Google — auf dem Weg zur künstlichen Intelligenz?


Update 25.12.2017: Der Spiegel hat Zukunftsforscher gebe­ten, ihre Einschätzung vom Leben im Jahre 2037 zu geben.
Das Smartphone mel­det sich auf dem Parkplatz des Discounters Rewe: Eine Mitteilung über heu­ti­ge Angebote im Rewe Markt ploppt auf. Noch im Auto spei­che­re ich für heu­te Nachmittag per Sprachbefehl eine Notiz – Google über­nimmt den Rest. Bei in der Notiz gespei­cher­ten Orten schlägt Google pas­send vor, die Route zu errech­nen und an Google-Maps zu übergeben.
Wer mit akti­vier­tem Standort Verlauf an einem frem­den Ort ein Foto macht, kennt das: Sinngemäß fragt Google, ob sie das Foto in Google Maps hoch­la­den wol­len. Ein im Garten gemach­tes Foto zu Hause fragt Google nicht an. Das wäre auch kon­tra­pro­duk­tiv, der Google Server wür­de über­schwemmt mit Blumenbildern. 

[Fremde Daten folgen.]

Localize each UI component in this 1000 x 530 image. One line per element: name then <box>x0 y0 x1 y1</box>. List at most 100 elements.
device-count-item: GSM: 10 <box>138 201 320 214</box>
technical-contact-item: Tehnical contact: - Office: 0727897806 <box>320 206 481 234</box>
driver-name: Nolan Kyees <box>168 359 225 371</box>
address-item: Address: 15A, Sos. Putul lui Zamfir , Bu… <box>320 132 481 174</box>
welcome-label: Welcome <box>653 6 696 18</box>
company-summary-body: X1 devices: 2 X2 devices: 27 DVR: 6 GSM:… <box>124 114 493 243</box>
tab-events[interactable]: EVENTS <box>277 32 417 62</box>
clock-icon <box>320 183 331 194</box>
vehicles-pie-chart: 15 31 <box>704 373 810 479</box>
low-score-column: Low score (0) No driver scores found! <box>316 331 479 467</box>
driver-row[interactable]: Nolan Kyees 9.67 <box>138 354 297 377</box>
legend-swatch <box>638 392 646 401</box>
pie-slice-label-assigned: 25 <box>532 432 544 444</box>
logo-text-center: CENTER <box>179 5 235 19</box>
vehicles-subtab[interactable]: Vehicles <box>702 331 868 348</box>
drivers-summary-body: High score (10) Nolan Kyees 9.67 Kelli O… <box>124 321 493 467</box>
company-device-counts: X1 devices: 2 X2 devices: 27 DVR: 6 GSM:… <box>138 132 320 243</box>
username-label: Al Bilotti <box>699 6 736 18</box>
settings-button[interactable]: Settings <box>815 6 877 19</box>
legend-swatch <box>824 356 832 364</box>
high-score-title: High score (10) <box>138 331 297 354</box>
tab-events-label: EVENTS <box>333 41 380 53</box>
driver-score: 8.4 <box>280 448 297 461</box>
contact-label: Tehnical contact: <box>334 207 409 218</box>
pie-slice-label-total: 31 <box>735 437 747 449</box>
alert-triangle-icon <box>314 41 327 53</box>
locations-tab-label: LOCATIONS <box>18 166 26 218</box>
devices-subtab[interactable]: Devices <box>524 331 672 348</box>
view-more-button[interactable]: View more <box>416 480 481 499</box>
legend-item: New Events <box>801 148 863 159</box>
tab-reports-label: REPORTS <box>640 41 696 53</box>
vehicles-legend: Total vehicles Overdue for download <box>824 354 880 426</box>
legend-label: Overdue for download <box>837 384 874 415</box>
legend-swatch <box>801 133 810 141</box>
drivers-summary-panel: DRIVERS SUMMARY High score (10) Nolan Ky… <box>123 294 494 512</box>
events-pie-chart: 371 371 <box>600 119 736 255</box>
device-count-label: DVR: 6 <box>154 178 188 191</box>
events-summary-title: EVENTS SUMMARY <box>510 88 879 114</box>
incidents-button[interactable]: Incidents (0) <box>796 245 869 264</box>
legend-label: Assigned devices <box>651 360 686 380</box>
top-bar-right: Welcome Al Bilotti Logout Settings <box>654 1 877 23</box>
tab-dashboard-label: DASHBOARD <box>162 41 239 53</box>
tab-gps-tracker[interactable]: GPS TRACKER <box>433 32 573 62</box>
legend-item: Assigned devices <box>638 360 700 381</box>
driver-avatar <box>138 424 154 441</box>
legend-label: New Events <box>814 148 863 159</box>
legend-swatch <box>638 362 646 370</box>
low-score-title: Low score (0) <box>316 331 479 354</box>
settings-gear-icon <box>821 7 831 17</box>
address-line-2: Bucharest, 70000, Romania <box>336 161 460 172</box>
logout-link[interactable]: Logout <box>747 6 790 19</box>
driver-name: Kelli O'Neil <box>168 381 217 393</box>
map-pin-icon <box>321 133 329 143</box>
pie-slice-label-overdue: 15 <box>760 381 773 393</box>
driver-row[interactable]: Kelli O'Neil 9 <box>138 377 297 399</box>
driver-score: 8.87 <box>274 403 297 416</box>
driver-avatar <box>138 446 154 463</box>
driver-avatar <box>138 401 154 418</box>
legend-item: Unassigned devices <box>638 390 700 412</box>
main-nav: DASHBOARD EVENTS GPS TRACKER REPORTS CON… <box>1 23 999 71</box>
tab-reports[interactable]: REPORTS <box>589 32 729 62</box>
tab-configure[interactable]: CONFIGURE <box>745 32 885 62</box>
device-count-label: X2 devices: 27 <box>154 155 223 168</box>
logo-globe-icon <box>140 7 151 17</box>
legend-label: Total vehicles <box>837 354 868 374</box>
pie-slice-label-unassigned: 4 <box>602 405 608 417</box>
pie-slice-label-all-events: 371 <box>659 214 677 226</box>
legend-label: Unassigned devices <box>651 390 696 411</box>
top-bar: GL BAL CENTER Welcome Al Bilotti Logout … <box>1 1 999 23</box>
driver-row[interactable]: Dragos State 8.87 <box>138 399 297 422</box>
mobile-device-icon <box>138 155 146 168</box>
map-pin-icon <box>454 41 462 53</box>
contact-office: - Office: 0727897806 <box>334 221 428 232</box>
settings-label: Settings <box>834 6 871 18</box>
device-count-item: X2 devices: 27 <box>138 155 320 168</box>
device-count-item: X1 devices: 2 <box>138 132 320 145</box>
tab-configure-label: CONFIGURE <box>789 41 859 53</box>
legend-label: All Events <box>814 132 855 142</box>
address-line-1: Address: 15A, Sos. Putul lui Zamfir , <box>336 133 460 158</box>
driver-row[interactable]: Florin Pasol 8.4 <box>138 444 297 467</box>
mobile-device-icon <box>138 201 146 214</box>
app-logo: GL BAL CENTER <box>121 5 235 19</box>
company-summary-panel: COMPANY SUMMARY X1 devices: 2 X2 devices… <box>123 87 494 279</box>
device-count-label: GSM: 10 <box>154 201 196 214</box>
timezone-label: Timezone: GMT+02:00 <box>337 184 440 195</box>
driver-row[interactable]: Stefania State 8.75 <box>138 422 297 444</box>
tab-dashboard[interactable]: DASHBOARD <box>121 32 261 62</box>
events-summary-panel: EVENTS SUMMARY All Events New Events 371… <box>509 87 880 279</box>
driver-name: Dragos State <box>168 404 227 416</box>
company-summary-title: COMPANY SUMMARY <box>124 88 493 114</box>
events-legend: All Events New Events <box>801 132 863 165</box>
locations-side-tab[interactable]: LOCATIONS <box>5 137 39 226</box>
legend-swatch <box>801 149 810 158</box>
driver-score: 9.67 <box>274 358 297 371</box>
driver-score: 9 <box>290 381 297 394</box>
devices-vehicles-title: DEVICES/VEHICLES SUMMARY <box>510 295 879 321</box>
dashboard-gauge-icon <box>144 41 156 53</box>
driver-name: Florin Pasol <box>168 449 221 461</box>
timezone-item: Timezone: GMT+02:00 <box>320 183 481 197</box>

Bisher sind die­se Algorithmen ein­fa­che Wenn-Dann Abfragen, wobei bei­spiels­wei­se Google bereits viel wei­ter mit der »Schaffung« künst­li­cher Intelligenz sein dürf­te. Bequemlichkeit macht trä­ge und so sind wir bereits Gefangener der Technik, die uns das Smartphone bereit­stellt. Die meis­ten Nutzer sind sich über die Konsequenzen jedoch im Unklaren. 

Das System dahin­ter ist geni­al: Als Monopolist in Betriebssystemen für Handys und mit der Suchmaschine als Tor zum Netz ist Google unan­ge­foch­ten die Nummer eins der digi­ta­len Welt. Durch die erzwun­ge­ne Implementierung ver­schie­de­ner Apps auf dem Smartphone spei­chert Google alles, was wir mit dem Smartphone machen und sen­det es zur Auswertung an die Google Server – tau­send­fach am Tag.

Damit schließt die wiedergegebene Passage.